Sometimes when I read of a priests' burden of responsibilities I think, "How can they go on?" - yet in the life of ordinary laypeople, what do we see on close inspection but lay folks who are often under terrible duress? In one neighborhood there is a woman caring for a severely demented elderly parent. Her life is way more restricted than any priest's. Somewhere else a young couple has lost their first child to illness. A father approaching retirement age has lost his job to company downsizing, along with the family's health insurance and his pension. A woman with four children in college develops fibromyalgia and cannot work or even cope with daily chores. Another family has young adult twins who become addicted to cocaine and enter a life of degradation. Add to random tragedy the daily grind of childrearing, intermittent illness or surgeries,
helping others through their difficulties, widowhood, the losses of aging - it takes alot of sleepless nights and tears to be a human being on this earth!

There is struggle, loss, work, fatigue, sadness, and loneliness in every single life. Even apart from major tragedy, daily family life requires ongoing negotiation and courage, hard work, sacrifice, dedication, and huge reservoirs of patience and compassion.

Comparing the lay life with the clerical life is like comparing pineapples to kumquats, but the bottom line is, every human life and every vocation in life is equally fraught with joys and miseries. Let us not feel too sorry for one another on either side, because that only diminishes the honor of our particular struggle to please God by doing our utmost in whatever vocation to which he has called each of us.

Thanks for being the kind of priest whose down times are not pathological in nature, but are clearly reflective of the same old human frailties we all own!


Adrienne said...

My pastor lives next door and the greatest gift we give him is to leave him alone.

We recognized he is not that much of a "people person" in the sense of yucking it up all the time. He is very private and so we give him lots of space.

I have a daylily nursery and he loves to garden so our best conversations are out in the "back forty" in the summer (we each have 5 acres)

To show our appreciation for what he does for us as a priest, we do lots of yard stuff for him.

Anonymous said...

Father, if that's just one day, I can only imagine what the rest of the week must have been like.
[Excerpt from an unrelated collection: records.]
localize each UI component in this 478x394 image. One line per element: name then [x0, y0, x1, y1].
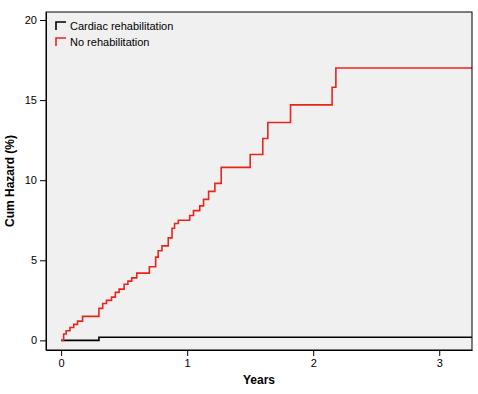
y-tick: 10	[25, 174, 46, 186]
plot: 0 1 2 3 0 5 10 15 20 Cardiac rehabilitation No reh…	[25, 12, 473, 369]
y-tick-mark	[40, 100, 46, 101]
x-tick-label: 0	[59, 357, 65, 369]
x-tick-label: 1	[185, 357, 191, 369]
y-tick: 20	[25, 14, 46, 26]
y-tick-label: 20	[25, 14, 37, 26]
legend-label: No rehabilitation	[70, 36, 150, 48]
x-tick-mark	[61, 350, 62, 356]
plot-background	[46, 12, 472, 350]
series-line	[61, 337, 472, 340]
y-tick: 0	[31, 334, 46, 346]
chart: 0 1 2 3 0 5 10 15 20 Cardiac rehabilitation No reh…	[0, 0, 478, 394]
y-axis-line	[46, 13, 47, 351]
y-axis: 0 5 10 15 20	[25, 13, 47, 351]
legend-item: No rehabilitation	[56, 36, 150, 48]
y-axis-title: Cum Hazard (%)	[3, 135, 17, 227]
x-tick: 2	[311, 350, 317, 369]
x-tick: 1	[185, 350, 191, 369]
y-tick-label: 0	[31, 334, 37, 346]
x-axis-title: Years	[243, 373, 275, 387]
y-tick: 15	[25, 94, 46, 106]
x-tick-mark	[439, 350, 440, 356]
y-tick-mark	[40, 340, 46, 341]
x-tick-label: 2	[311, 357, 317, 369]
x-tick: 3	[437, 350, 443, 369]
x-tick: 0	[59, 350, 65, 369]
series-line	[61, 68, 472, 340]
series-group	[61, 68, 472, 340]
legend-symbol	[56, 22, 66, 30]
x-axis-line	[47, 350, 473, 351]
legend-symbol	[56, 38, 66, 46]
y-tick-label: 10	[25, 174, 37, 186]
plot-frame	[46, 12, 472, 350]
y-tick-label: 5	[31, 254, 37, 266]
y-tick-mark	[40, 260, 46, 261]
y-tick-mark	[40, 180, 46, 181]
x-axis: 0 1 2 3	[47, 350, 473, 369]
x-tick-label: 3	[437, 357, 443, 369]
y-tick-label: 15	[25, 94, 37, 106]
legend: Cardiac rehabilitation No rehabilitation	[56, 20, 173, 48]
legend-label: Cardiac rehabilitation	[70, 20, 173, 32]
legend-item: Cardiac rehabilitation	[56, 20, 173, 32]
y-tick: 5	[31, 254, 46, 266]
y-tick-mark	[40, 20, 46, 21]
x-tick-mark	[313, 350, 314, 356]
x-tick-mark	[187, 350, 188, 356]
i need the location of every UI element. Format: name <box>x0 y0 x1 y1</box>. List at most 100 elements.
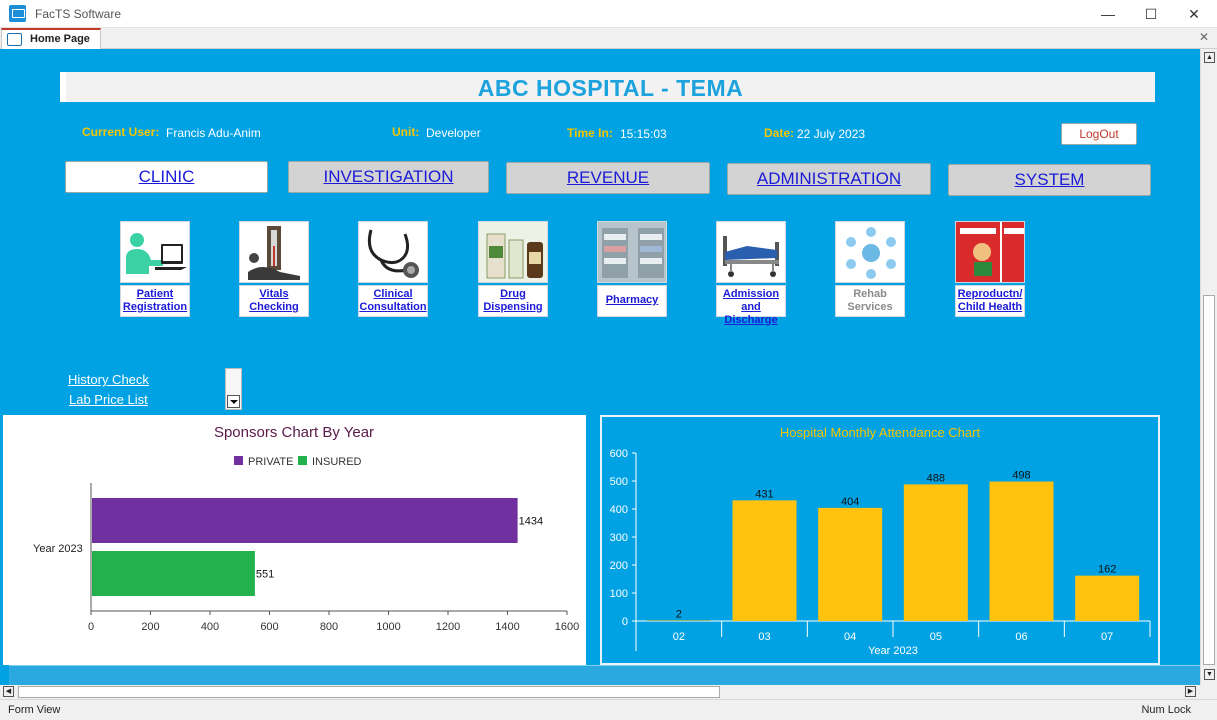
y-tick-label-600: 600 <box>610 448 628 460</box>
vertical-scrollbar[interactable]: ▲ ▼ <box>1200 49 1217 685</box>
tile-label-line1: Vitals <box>259 288 289 300</box>
vertical-scroll-thumb[interactable] <box>1203 295 1215 665</box>
data-label-insured: 551 <box>256 569 274 581</box>
x-tick-label-1600: 1600 <box>555 621 579 633</box>
form-icon <box>7 33 22 46</box>
tab-administration[interactable]: ADMINISTRATION <box>727 163 931 195</box>
tab-home-page[interactable]: Home Page <box>1 28 101 49</box>
date-value: 22 July 2023 <box>797 127 866 141</box>
x-tick-label-600: 600 <box>260 621 278 633</box>
pharmacy-button[interactable]: Pharmacy <box>597 285 667 317</box>
tile-label-line2: Child Health <box>957 301 1023 313</box>
hospital-name: ABC HOSPITAL - TEMA <box>477 75 744 101</box>
medicine-bottles-icon[interactable] <box>478 221 548 283</box>
status-bar: Form View Num Lock <box>0 699 1217 720</box>
y-tick-label-500: 500 <box>610 476 628 488</box>
attendance-chart: Hospital Monthly Attendance Chart 0 100 200… <box>600 415 1160 665</box>
close-tab-icon[interactable]: ✕ <box>1198 30 1209 44</box>
tile-label-line1: Pharmacy <box>605 294 659 306</box>
y-tick-label-400: 400 <box>610 504 628 516</box>
y-tick-label-200: 200 <box>610 560 628 572</box>
tile-label-line1: Admission <box>722 288 780 300</box>
child-health-button[interactable]: Reproductn/ Child Health <box>955 285 1025 317</box>
document-tab-strip: Home Page ✕ <box>0 28 1217 49</box>
y-tick-label-300: 300 <box>610 532 628 544</box>
title-bar: FacTS Software — ☐ ✕ <box>0 0 1217 28</box>
time-in-value: 15:15:03 <box>620 127 667 141</box>
tile-label-line1: Clinical <box>373 288 413 300</box>
scrollbar-corner <box>1200 685 1217 699</box>
x-axis-title: Year 2023 <box>868 645 918 657</box>
history-check-link[interactable]: History Check <box>68 372 149 387</box>
tile-label-line2: Registration <box>122 301 188 313</box>
horizontal-scroll-thumb[interactable] <box>18 686 720 698</box>
app-icon <box>9 5 26 22</box>
data-label-05: 488 <box>927 472 945 484</box>
y-tick-label-0: 0 <box>622 616 628 628</box>
x-tick-label-06: 06 <box>1015 631 1027 643</box>
tile-label-line1: Reproductn/ <box>957 288 1023 300</box>
x-tick-label-400: 400 <box>201 621 219 633</box>
chart-title: Sponsors Chart By Year <box>214 424 374 441</box>
legend-swatch-private <box>234 456 243 465</box>
hospital-bed-icon[interactable] <box>716 221 786 283</box>
lab-price-list-dropdown[interactable] <box>225 368 242 410</box>
pharmacy-shelves-icon[interactable] <box>597 221 667 283</box>
x-tick-label-1400: 1400 <box>495 621 519 633</box>
bar-04 <box>818 507 883 621</box>
maximize-icon[interactable]: ☐ <box>1144 6 1158 22</box>
bar-private <box>92 498 518 543</box>
x-tick-label-800: 800 <box>320 621 338 633</box>
hospital-banner: ABC HOSPITAL - TEMA <box>60 72 1155 102</box>
bar-03 <box>732 500 797 621</box>
data-label-04: 404 <box>841 496 859 508</box>
unit-label: Unit: <box>392 125 420 139</box>
admission-discharge-button[interactable]: Admission and Discharge <box>716 285 786 326</box>
y-tick-label-100: 100 <box>610 588 628 600</box>
data-label-07: 162 <box>1098 564 1116 576</box>
patient-registration-icon[interactable] <box>120 221 190 283</box>
bar-06 <box>989 481 1054 621</box>
status-view-mode: Form View <box>8 704 61 716</box>
status-num-lock: Num Lock <box>1141 704 1191 716</box>
patient-registration-button[interactable]: Patient Registration <box>120 285 190 317</box>
tab-revenue[interactable]: REVENUE <box>506 162 710 194</box>
x-tick-label-1200: 1200 <box>436 621 460 633</box>
data-label-06: 498 <box>1012 470 1030 482</box>
drug-dispensing-button[interactable]: Drug Dispensing <box>478 285 548 317</box>
lab-price-list-link[interactable]: Lab Price List <box>69 392 148 407</box>
close-icon[interactable]: ✕ <box>1188 6 1200 22</box>
horizontal-scrollbar[interactable]: ◀ ▶ <box>0 685 1200 699</box>
x-tick-label-04: 04 <box>844 631 856 643</box>
chevron-down-icon[interactable] <box>227 395 240 408</box>
tab-investigation[interactable]: INVESTIGATION <box>288 161 489 193</box>
x-tick-label-1000: 1000 <box>376 621 400 633</box>
logout-button[interactable]: LogOut <box>1061 123 1137 145</box>
x-tick-label-07: 07 <box>1101 631 1113 643</box>
y-category-label: Year 2023 <box>33 543 83 555</box>
scroll-down-icon[interactable]: ▼ <box>1204 669 1215 680</box>
minimize-icon[interactable]: — <box>1101 6 1115 22</box>
tab-system[interactable]: SYSTEM <box>948 164 1151 196</box>
scroll-up-icon[interactable]: ▲ <box>1204 52 1215 63</box>
tile-label-line2: Services <box>847 301 893 313</box>
scroll-right-icon[interactable]: ▶ <box>1185 686 1196 697</box>
scroll-left-icon[interactable]: ◀ <box>3 686 14 697</box>
tile-label-line2: Checking <box>249 301 299 313</box>
tile-label-line2: and Discharge <box>724 301 778 326</box>
home-form: ABC HOSPITAL - TEMA Current User: Franci… <box>0 49 1200 685</box>
data-label-02: 2 <box>676 608 682 620</box>
bar-05 <box>903 484 968 621</box>
stethoscope-icon[interactable] <box>358 221 428 283</box>
bar-02 <box>646 620 711 621</box>
chart-title: Hospital Monthly Attendance Chart <box>780 425 981 440</box>
blood-pressure-icon[interactable] <box>239 221 309 283</box>
tab-clinic[interactable]: CLINIC <box>65 161 268 193</box>
rehab-services-button: Rehab Services <box>835 285 905 317</box>
time-in-label: Time In: <box>567 126 613 140</box>
rehab-services-icon <box>835 221 905 283</box>
vitals-checking-button[interactable]: Vitals Checking <box>239 285 309 317</box>
child-health-icon[interactable] <box>955 221 1025 283</box>
clinical-consultation-button[interactable]: Clinical Consultation <box>358 285 428 317</box>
May God energize you, and continue to help you "keep on keepin' on". I can only add "Amen" to that beautiful prayer for priests. Here in Canada, we're also having a tough winter, with lots of snow, etc., so it's no surprise when the occasional bout of cabin fever sneaks up. Also, it doesn't help to start the day with a 7 am finance meeting -- my eyes would glaze over, LOL! Anyway, a glance at the calendar says that Spring is just a couple of wks. away, and today is the 3rd Sunday of Lent, which means there's a light at the end of the tunnel. God bless you, Father.